Dom św. Marcina w Fastowie na Ukrainie jest miejscem szczególnym. Dotychczas mieścił się tam ośrodek interwencji kryzysowej dla potrzebujących dzieci na Ukrainie. Po wybuchu wojny swoją pomoc w Domu św. Marcina zaoferowało 30 wolontariuszy.

Pracujący tam ludzie obecnie mają do spełnienia ważną misję. Wypiekają oni chleb dla wojska.

Zrozumieliśmy, że nasze środki są zanadto małe, i nam trzeba zrobić wszystko, by wypiekać więcej chlebów. Dziś przekazaliśmy tylko 100 bochenek chleba – napisał o. Michał na Facebooku.

Wtedy zaczęła się seria cudów.

„Tutaj zaczyna się historia cudów” – zaznacza o. Michał. Największym jest to, że jesteśmy żywi i zdrowi. Nasi Przyjaciele z Winnicy dostarczyli dla nas 2 tony mąki. Rzuciliśmy hasło do wszystkich naszych znajomych, by znaleźć niezbędne urządzenia piekarskie. Odpowiedział nam nasz Przyjaciel Luccio Ferrero z Winnicy. Jego pizzeria teraz nie działa, i dlatego już jutro wszystkie niezbędne urządzenia przybędą z Winnicy do Fastowa.

Potem trzeba było przewieźć sprzęt z kawiarni, która znajduje się na lewym brzegu w Kijowie. W obecnej sytuacji to bardzo trudne logistycznie zadanie.

– “Zwracaliśmy się do wszystkich kogo znaliśmy, i wszyscy mówili, że jest to niemożliwe. Planowaliśmy nawet ekspedycję wyliczoną na dwa dni.

Bohaterski wyczyn

Wtedy do akcji wkroczyła siostra Anastazja.

“Okazało się, że bohaterem dnia dzisiejszego stała się siostra Anastazja, która przedarła się przez Most Południowy, mijając wszystkie kordony policyjne, i w rekordowe 1,5 godziny dostała się do Fastowa. W obecnych warunkach to istny cud! – opowiada o. Michał.

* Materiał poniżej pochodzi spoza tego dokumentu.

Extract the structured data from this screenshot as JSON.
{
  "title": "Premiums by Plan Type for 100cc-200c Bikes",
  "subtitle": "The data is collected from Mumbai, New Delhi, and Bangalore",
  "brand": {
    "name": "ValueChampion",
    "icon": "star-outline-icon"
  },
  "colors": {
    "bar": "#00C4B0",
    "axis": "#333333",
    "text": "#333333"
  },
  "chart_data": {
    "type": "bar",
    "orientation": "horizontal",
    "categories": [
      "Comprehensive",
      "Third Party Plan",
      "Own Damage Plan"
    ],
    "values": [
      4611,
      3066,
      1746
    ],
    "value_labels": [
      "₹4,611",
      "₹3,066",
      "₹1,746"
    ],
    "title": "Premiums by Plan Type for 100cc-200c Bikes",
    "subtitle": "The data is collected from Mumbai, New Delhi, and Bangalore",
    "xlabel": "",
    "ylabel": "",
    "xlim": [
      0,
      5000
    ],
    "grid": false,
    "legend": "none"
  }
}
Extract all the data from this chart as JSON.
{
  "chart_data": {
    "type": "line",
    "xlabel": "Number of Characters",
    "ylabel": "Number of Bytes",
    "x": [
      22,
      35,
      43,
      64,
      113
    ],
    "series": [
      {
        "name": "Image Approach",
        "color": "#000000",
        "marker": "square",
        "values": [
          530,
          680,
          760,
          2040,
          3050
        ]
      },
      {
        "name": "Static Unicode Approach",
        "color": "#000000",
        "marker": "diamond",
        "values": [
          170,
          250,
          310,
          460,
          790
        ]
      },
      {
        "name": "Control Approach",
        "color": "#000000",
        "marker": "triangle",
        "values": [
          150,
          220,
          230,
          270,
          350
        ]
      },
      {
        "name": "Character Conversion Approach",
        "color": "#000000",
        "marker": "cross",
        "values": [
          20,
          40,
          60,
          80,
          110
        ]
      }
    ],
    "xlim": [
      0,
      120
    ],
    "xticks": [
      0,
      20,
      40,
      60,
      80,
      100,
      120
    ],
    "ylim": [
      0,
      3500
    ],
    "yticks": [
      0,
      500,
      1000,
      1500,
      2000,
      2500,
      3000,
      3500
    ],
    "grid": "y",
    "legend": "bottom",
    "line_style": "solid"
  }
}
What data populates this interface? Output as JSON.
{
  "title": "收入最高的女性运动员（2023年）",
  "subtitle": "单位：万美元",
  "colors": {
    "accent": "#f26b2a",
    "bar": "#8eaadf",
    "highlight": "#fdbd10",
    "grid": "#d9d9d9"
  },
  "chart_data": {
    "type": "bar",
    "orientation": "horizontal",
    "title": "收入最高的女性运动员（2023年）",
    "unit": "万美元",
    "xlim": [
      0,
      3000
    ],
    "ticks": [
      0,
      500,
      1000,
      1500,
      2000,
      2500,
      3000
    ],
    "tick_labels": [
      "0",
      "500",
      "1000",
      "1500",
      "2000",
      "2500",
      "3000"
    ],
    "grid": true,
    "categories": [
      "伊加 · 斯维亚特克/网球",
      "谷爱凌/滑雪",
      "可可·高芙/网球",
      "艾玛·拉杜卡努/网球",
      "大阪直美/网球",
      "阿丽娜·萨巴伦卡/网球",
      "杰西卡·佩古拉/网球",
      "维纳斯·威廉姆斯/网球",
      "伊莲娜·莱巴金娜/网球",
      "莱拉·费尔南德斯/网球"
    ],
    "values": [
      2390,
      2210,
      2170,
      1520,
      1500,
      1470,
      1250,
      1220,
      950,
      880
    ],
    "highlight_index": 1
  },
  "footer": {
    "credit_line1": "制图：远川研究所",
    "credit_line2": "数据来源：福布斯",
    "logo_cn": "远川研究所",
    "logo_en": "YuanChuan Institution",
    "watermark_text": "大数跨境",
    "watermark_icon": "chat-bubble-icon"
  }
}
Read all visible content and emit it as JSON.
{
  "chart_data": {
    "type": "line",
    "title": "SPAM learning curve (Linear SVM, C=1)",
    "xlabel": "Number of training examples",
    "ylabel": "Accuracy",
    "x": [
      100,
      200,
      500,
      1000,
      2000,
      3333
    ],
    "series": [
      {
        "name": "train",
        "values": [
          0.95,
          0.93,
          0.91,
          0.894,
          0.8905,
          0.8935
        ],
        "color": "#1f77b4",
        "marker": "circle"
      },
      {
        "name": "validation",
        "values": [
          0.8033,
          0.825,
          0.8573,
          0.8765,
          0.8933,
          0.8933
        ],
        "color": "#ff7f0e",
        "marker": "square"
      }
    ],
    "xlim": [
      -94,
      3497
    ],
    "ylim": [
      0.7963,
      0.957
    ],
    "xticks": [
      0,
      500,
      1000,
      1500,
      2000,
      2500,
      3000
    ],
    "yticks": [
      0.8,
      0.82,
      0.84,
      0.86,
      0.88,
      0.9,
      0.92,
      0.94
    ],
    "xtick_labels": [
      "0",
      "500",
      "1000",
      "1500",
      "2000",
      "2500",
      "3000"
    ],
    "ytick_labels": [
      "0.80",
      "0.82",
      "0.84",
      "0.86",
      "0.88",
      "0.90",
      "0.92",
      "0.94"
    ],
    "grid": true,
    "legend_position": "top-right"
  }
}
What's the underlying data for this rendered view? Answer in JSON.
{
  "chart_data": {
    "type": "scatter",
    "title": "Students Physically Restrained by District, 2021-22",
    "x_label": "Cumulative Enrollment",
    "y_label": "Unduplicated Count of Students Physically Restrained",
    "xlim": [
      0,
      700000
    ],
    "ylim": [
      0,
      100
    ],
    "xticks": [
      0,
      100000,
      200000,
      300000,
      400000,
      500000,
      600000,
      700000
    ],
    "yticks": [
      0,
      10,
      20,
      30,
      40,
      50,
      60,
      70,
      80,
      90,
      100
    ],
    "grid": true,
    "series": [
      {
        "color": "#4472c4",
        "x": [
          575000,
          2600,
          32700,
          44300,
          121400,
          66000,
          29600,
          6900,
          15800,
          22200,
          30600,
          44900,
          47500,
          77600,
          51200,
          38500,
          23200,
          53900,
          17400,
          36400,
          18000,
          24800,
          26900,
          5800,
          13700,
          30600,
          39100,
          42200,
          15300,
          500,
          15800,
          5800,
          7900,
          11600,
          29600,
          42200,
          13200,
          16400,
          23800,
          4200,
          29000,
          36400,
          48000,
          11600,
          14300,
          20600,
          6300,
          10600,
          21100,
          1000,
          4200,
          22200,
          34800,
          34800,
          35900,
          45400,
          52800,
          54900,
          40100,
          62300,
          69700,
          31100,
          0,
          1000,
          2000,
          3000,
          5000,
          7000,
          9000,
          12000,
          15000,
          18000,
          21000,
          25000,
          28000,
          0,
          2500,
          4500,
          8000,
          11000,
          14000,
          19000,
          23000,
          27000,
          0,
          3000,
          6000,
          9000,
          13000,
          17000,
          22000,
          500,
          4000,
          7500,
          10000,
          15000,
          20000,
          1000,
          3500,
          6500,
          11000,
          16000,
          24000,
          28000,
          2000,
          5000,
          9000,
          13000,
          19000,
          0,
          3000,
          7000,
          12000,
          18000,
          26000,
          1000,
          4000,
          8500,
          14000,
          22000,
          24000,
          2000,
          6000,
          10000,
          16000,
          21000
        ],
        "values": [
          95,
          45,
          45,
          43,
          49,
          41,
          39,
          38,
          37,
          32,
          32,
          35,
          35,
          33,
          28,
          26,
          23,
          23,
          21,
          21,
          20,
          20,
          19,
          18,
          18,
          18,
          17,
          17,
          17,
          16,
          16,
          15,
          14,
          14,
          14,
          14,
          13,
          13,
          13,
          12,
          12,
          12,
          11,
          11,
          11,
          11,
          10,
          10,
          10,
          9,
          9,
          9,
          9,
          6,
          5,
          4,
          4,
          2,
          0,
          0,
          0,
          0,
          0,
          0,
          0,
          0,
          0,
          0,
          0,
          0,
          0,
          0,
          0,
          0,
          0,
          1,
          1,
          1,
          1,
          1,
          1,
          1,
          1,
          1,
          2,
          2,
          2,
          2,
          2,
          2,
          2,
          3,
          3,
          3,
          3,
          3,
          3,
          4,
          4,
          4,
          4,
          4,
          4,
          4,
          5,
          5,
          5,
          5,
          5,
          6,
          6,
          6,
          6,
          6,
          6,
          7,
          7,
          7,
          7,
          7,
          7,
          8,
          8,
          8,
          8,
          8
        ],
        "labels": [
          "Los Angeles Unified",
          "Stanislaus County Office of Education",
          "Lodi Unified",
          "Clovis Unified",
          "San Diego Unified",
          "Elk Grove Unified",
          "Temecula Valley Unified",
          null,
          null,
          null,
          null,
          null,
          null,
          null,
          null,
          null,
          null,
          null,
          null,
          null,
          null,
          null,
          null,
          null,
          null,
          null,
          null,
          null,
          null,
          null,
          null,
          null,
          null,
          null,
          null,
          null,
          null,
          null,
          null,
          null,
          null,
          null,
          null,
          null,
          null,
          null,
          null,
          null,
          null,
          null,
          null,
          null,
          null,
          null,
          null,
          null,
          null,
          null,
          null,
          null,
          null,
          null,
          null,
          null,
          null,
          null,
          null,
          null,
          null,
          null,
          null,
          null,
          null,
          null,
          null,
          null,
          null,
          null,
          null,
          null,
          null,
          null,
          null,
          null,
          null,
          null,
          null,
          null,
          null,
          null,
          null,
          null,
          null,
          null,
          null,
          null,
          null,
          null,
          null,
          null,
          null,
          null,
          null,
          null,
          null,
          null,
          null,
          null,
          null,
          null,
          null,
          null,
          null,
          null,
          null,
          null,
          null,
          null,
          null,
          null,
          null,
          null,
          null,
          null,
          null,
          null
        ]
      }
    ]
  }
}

Siostra Anastazja stała się bohaterką. Napisał o niej nawet przełożony zakonu dominikanów na Ukrainie, o. Jarosław Krawiec:

– “Chciałbym dziś napisać słowo o niezwykłych kobietach, jakimi są siostry zakonne. Przed chwilą opowiadał mi o. Misza, że szukał dziś na wszelkie sposoby możliwości przywiezienia z lewobrzeżnej części Kijowa (tam gdzie bardziej niebezpiecznie i trzeba przejechać most na Dnieprze) pieca do wypieku chleba. Nie było chętnych. Już prawie stracił nadzieję, że się uda, gdy siostra Anastazja ze Słowacji, posługująca przy centrum pomocy Caritas, powiedziała, że siada w busa i przywozi piec. Mi na pewno nie starczyłoby odwagi“.

Teraz piekarnia w Domu św. Marcina jest w stanie wypiec dla żołnierzy ponad 300 bochenków chleba dziennie.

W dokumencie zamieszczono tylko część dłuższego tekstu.